Billie Burke says it’s all right to make up your face — but make it look as if nature did it
More than half of the letters I receive from my male correspondents say, “Please, Miss Burke, tell the girls not to use any make-up.” They seem to think that if a girl is healthy she will be beautiful.
You can be healthy without being beautiful, but you cannot be beautiful without being healthy. Consequently a judicious amount of artistic beautifying is not only permissible, but necessary, if a woman would appear her best.
No man should rail against women using powder, as in every barber shop nowadays, powder is rubbed into the faces of the patrons after a shave.
I see no reason why a woman should allow her eyebrows to meet over her eyes or to show long, ugly scraggly hairs at the corners, when she can pull them out or even shave them off. Of course, some men might object to this if they knew their wives did it, but “wifey” might retort by asking, “Why do you shave the back of your neck? Aren’t you, as well as I, trying to improve upon nature?”
Tomorrow after you have taken your bath, splash cold water all over your face and then take a piece of ice in a cheesecloth rag and rub it all over your face and neck until you have brought the blood to the surface. You will find this will brighten your eyes as well as freshen your complexion. Now plaster your face and neck with a pure cold cream. Don’t be stingy with it; rub it in with soft upward and circular strokes and wipe off all the superfluous cream.
If you find that your ice and cream have not given you enough color, you can put just a very little rouge on each cheek. Most women who use rouge use the kind that comes in colored grease sticks. Put a little dab upon each cheek near the eyes and a tiny bit on your chin.

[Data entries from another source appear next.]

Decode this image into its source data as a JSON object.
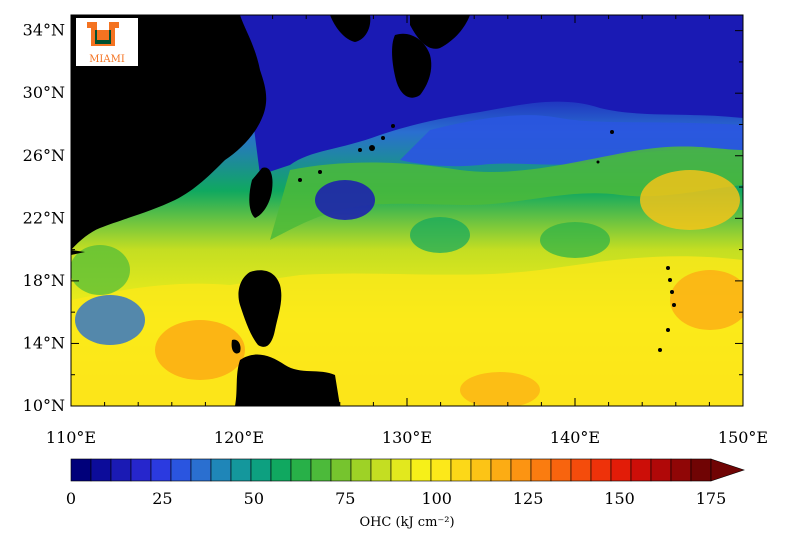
{
  "map": {
    "lon_ticks": [
      "110°E",
      "120°E",
      "130°E",
      "140°E",
      "150°E"
    ],
    "lat_ticks": [
      "10°N",
      "14°N",
      "18°N",
      "22°N",
      "26°N",
      "30°N",
      "34°N"
    ],
    "extent": {
      "lon_min": 110,
      "lon_max": 150,
      "lat_min": 10,
      "lat_max": 35
    },
    "land_color": "#000000",
    "field": "Ocean Heat Content"
  },
  "colorbar": {
    "tick_labels": [
      "0",
      "25",
      "50",
      "75",
      "100",
      "125",
      "150",
      "175"
    ],
    "tick_values": [
      0,
      25,
      50,
      75,
      100,
      125,
      150,
      175
    ],
    "min": 0,
    "max": 175,
    "unit_label": "OHC (kJ cm⁻²)",
    "colors": [
      "#00007a",
      "#0c0c9a",
      "#1a1ab4",
      "#2626cc",
      "#2b3ae0",
      "#2a55e0",
      "#2a6fd0",
      "#1f86b8",
      "#14979c",
      "#0da080",
      "#10a860",
      "#28b048",
      "#4cba3a",
      "#76c42e",
      "#9ed226",
      "#c4de22",
      "#e2e81e",
      "#f6f019",
      "#fce81a",
      "#fcd818",
      "#fcc416",
      "#fcac14",
      "#fc9412",
      "#fa7c10",
      "#f8640e",
      "#f44c0c",
      "#ee320a",
      "#e21c08",
      "#cc0e08",
      "#b00808",
      "#900606",
      "#700404"
    ]
  },
  "logo": {
    "letter": "U",
    "text": "MIAMI",
    "colors": {
      "orange": "#f47321",
      "green": "#005030"
    }
  }
}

Now take a clean bit of cloth and softly spread this upward toward the eyes and off toward the ears.
Some girls use a little rouge on their ears, as a tinted cheek and white ear is apt to make one look tubercular or anemic. Carefully examine your face in a hand glass to see that it is not in any way “patchy,” then dust your face and neck all over with powder — and again, don’t be stingy.
After this, take your eyebrow brush and carefully brush put your eyebrows and wipe off your lashes with a tiny cloth between your thumb and forefinger.

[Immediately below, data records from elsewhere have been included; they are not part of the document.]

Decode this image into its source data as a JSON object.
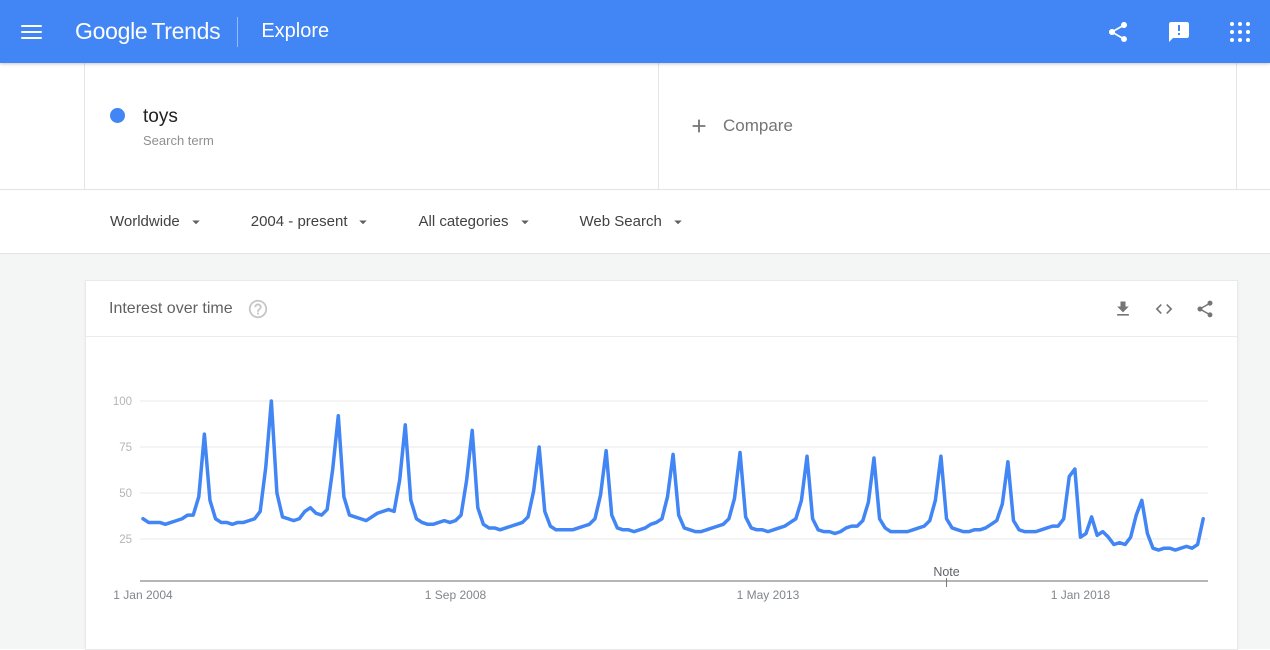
{
  "header": {
    "brand_primary": "Google",
    "brand_secondary": "Trends",
    "page_title": "Explore",
    "icons": [
      "menu-icon",
      "share-icon",
      "feedback-icon",
      "apps-grid-icon"
    ]
  },
  "terms": {
    "term_label": "toys",
    "term_sublabel": "Search term",
    "term_dot_color": "#4285f4",
    "compare_label": "Compare"
  },
  "filters": [
    {
      "label": "Worldwide"
    },
    {
      "label": "2004 - present"
    },
    {
      "label": "All categories"
    },
    {
      "label": "Web Search"
    }
  ],
  "chart_card": {
    "title": "Interest over time",
    "action_icons": [
      "download-icon",
      "embed-icon",
      "share-icon"
    ]
  },
  "colors": {
    "header_bg": "#4285f4",
    "accent_blue": "#4285f4",
    "page_bg": "#f4f5f5",
    "grid_line": "#e8e8e8",
    "axis_line": "#8a8a8a"
  },
  "chart_data": {
    "type": "line",
    "title": "Interest over time",
    "series_name": "toys",
    "x_start": "2004-01",
    "x_step": "1 month",
    "x_end": "2019-11",
    "ylim": [
      0,
      100
    ],
    "yticks": [
      25,
      50,
      75,
      100
    ],
    "grid": true,
    "legend": "none",
    "line_color": "#4285f4",
    "xtick_labels": [
      {
        "label": "1 Jan 2004",
        "month_index": 0
      },
      {
        "label": "1 Sep 2008",
        "month_index": 56
      },
      {
        "label": "1 May 2013",
        "month_index": 112
      },
      {
        "label": "1 Jan 2018",
        "month_index": 168
      }
    ],
    "note": {
      "label": "Note",
      "month_index": 144
    },
    "values": [
      36,
      34,
      34,
      34,
      33,
      34,
      35,
      36,
      38,
      38,
      48,
      82,
      46,
      36,
      34,
      34,
      33,
      34,
      34,
      35,
      36,
      40,
      64,
      100,
      50,
      37,
      36,
      35,
      36,
      40,
      42,
      39,
      38,
      41,
      63,
      92,
      48,
      38,
      37,
      36,
      35,
      37,
      39,
      40,
      41,
      40,
      57,
      87,
      46,
      36,
      34,
      33,
      33,
      34,
      35,
      34,
      35,
      38,
      57,
      84,
      42,
      33,
      31,
      31,
      30,
      31,
      32,
      33,
      34,
      37,
      51,
      75,
      40,
      32,
      30,
      30,
      30,
      30,
      31,
      32,
      33,
      36,
      49,
      73,
      38,
      31,
      30,
      30,
      29,
      30,
      31,
      33,
      34,
      36,
      48,
      71,
      38,
      31,
      30,
      29,
      29,
      30,
      31,
      32,
      33,
      36,
      47,
      72,
      37,
      31,
      30,
      30,
      29,
      30,
      31,
      32,
      34,
      36,
      46,
      70,
      36,
      30,
      29,
      29,
      28,
      29,
      31,
      32,
      32,
      35,
      45,
      69,
      36,
      31,
      29,
      29,
      29,
      29,
      30,
      31,
      32,
      35,
      46,
      70,
      36,
      31,
      30,
      29,
      29,
      30,
      30,
      31,
      33,
      35,
      44,
      67,
      35,
      30,
      29,
      29,
      29,
      30,
      31,
      32,
      32,
      36,
      59,
      63,
      26,
      28,
      37,
      27,
      29,
      26,
      22,
      23,
      22,
      26,
      38,
      46,
      28,
      20,
      19,
      20,
      20,
      19,
      20,
      21,
      20,
      22,
      36
    ]
  }
}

If your eyebrows are light in color, or thin, apply a little mascara, which is a watercolor and perfectly harmless. You can buy it at any drug store!
If your lips are pale, apply a little of the tinted cold cream. This will be good for them as well, as making them look better. Leave all your powder on until after you have combed your hair, then take a powder puff — or better, the soft little brush which is used on a baby’s hair — and brush off all the superfluous powder, using upward strokes until the very last, then going over the whole face quickly with down strokes.
I’ll wager after all this is done, if you do it carefully, the grimmest-eyed old bachelor will not be able to detect the slightest your makeup, and he will probably go around telling everybody what a pretty girl you are — so natural and unartificial.
Go ahead, girls, and do everything you can to enhance your beauty — but remember that the cleverest and almost always the prettiest girl is the one who makes her look like nature at her best.